Bassil also warned that failure to make progress on the political and security fronts could see the banking sector’s profits dwindle this year.

“If the political and security situation in the country does not change drastically this year then the profits of the banking sector could fall compared to 2013,” he cautioned.

Most leading local banks have seen their profits in the first nine months of 2014 either rise slightly or register flat net earnings.

The robust banking sector, which is considered the main pillar of the Lebanese economy, has managed to weather the political and security storms since the Syrian conflict erupted nearly three years ago.
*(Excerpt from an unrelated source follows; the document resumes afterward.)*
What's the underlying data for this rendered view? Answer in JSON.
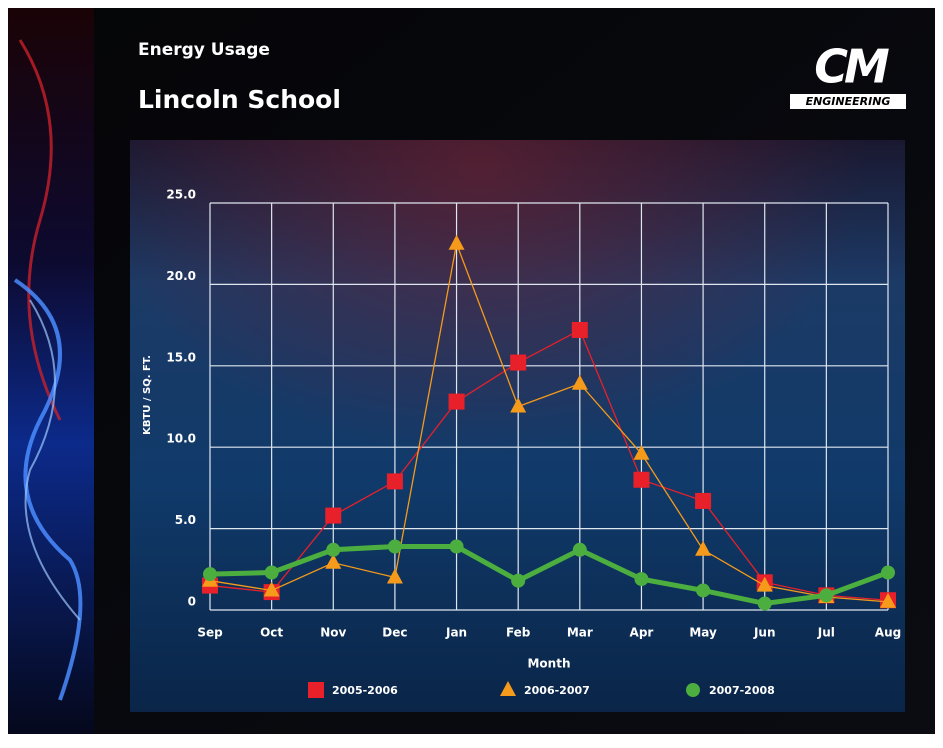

According to Central Bank Governor Riad Salameh, the banking sector is expected to achieve growth of 6-7 percent in 2013. Salameh even showed confidence that the profits of lenders would remain unchanged.

Bassil also commented on the exit of foreign banks from Lebanon.

“I am not surprised by this trend. Most foreign banks can’t compete with the well-established Lebanese banks. The first four banks in the country control 70 percent of the market share,” he added.

Bassil explained that some of the foreign-owned banks were leaving not only Lebanon but other emerging markets as well.

A number of Lebanese banks are negotiating to acquire the retail businesses of both Standard Chartered and Ahli International Bank.

A version of this article appeared in the print edition of The Daily Star on January 22, 2014, on page 8.